Auch ein Verstoß gegen die Formvorgaben des § 656a BGB wurde verneint. Die Erklärung des Verbrauchers lag in Textform vor (per E-Mail), wie gesetzlich vorgeschrieben.

Kausalität gegeben: Ohne Maklerin kein Vertrag

Der Käufer hatte eingewandt, er habe das Objekt bereits vorher durch eigene Recherchen gefunden. Das überzeugte das Gericht nicht.

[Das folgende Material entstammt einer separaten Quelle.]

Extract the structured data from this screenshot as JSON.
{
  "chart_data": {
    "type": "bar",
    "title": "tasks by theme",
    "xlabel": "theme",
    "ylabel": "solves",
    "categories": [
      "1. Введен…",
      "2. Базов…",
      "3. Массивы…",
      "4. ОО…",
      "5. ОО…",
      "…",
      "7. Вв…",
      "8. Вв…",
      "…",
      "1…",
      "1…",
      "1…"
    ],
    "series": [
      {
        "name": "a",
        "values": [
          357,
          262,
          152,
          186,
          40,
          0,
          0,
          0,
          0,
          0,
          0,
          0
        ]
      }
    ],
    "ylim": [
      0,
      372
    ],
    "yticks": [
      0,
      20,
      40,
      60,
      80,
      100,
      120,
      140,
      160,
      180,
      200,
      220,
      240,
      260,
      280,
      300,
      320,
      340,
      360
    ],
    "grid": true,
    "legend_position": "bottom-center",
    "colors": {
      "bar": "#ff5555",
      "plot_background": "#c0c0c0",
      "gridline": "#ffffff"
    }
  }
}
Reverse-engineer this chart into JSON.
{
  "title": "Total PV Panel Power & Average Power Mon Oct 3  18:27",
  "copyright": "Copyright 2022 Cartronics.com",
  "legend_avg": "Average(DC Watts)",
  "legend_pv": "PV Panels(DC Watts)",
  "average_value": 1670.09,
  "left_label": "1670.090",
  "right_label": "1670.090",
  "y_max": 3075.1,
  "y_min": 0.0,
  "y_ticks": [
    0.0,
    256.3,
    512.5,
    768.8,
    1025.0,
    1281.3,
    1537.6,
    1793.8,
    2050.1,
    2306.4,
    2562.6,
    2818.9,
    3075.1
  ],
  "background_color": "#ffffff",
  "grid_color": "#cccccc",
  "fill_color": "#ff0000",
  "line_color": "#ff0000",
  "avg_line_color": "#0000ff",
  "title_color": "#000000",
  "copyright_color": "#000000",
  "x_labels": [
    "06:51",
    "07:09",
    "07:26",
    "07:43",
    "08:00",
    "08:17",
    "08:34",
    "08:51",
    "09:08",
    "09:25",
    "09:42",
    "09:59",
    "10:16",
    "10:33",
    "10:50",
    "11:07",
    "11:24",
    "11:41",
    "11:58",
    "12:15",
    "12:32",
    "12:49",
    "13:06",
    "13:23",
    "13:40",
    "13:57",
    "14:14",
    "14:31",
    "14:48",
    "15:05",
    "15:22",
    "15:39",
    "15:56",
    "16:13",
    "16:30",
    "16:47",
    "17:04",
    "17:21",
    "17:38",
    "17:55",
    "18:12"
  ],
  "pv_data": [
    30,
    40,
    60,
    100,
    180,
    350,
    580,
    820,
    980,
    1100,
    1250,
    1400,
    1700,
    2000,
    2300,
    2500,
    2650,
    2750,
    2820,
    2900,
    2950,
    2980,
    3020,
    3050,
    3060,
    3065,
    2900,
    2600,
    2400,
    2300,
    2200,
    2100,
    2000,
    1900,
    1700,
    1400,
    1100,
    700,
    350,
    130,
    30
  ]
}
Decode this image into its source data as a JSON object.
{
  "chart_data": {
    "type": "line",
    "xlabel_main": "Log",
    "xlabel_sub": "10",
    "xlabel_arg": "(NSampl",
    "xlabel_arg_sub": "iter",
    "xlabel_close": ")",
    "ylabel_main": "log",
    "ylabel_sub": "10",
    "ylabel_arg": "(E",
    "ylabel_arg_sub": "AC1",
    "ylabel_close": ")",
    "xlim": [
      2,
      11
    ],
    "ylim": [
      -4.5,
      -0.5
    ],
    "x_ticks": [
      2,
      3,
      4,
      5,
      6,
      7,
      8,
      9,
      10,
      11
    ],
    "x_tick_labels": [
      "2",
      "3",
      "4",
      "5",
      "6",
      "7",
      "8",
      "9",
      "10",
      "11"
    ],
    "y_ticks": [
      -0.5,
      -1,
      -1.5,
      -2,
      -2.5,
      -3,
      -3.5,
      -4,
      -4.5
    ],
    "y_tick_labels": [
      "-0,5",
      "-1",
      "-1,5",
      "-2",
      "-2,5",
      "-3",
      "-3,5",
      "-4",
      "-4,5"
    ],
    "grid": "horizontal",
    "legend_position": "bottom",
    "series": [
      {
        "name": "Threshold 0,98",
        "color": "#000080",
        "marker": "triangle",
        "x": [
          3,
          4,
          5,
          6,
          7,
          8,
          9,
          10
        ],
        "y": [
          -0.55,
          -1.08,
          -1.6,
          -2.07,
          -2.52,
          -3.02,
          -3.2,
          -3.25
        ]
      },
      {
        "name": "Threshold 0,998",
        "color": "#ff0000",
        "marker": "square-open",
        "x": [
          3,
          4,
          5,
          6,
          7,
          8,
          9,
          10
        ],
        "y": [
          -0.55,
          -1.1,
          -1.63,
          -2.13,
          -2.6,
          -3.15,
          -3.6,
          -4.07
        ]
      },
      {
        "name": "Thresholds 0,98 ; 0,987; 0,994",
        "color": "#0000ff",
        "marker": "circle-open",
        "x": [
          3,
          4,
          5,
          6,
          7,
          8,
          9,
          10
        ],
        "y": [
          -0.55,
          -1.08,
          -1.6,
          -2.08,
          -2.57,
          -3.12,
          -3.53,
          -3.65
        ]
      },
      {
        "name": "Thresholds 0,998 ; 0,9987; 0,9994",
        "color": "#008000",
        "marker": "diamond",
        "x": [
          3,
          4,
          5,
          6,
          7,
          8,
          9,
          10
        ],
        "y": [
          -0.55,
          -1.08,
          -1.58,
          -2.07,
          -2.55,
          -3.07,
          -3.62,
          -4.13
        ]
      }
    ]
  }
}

Die Maklerin hatte eine Besichtigung organisiert und einen konkreten Kontakt zur Verkäuferin hergestellt – ein klassischer Nachweis i.S.v. § 652 Abs. 1 Satz 1 BGB. Die Nachweistätigkeit sei daher zumindest mitursächlich für den späteren Kaufvertrag gewesen.

Fazit: Klarheit für Makler, aber Vorsicht bei der Button-Beschriftung

Das Urteil des OLG Stuttgart bringt zwei zentrale Erkenntnisse:

  1. Maklerverträge im elektronischen Geschäftsverkehr sind nur dann sofort wirksam, wenn die Button-Lösung gesetzeskonform umgesetzt wird, konkret: mit der Aufschrift „zahlungspflichtig bestellen“ oder einer gleichwertig klaren Formulierung.  
  2. Ein dennoch geschlossener Vertrag kann aber wirksam werden, wenn der Verbraucher ihn später ausdrücklich oder konkludent bestätigt, zum Beispiel durch die Inanspruchnahme von Leistungen mit Kenntnis der Kostenpflicht.

Das Urteil ist auch ein Weckruf an Makler, ihre digitalen Prozesse dringend auf eine rechtskonforme Button-Gestaltung zu überprüfen, und zwar auch dann, wenn sie davon ausgehen, dass zunächst keine unmittelbare Zahlungsverpflichtung für den Kunden entsteht. Denn selbst eine spätere („nachgelagerte“) Zahlungspflicht reicht aus, um die Anforderungen des § 312j BGB auszulösen.

Rechtsmittel ausgeschöpft? Revisionszulassung abgelehnt

Das Urteil ist nicht rechtskräftig, aber es wurde keine Revision zugelassen. Eine Beschwerde zum Bundesgerichtshof (I ZR 159/24) ist allerdings anhängig, bleibt abzuwarten, ob die Thematik dort doch noch weitergeführt wird.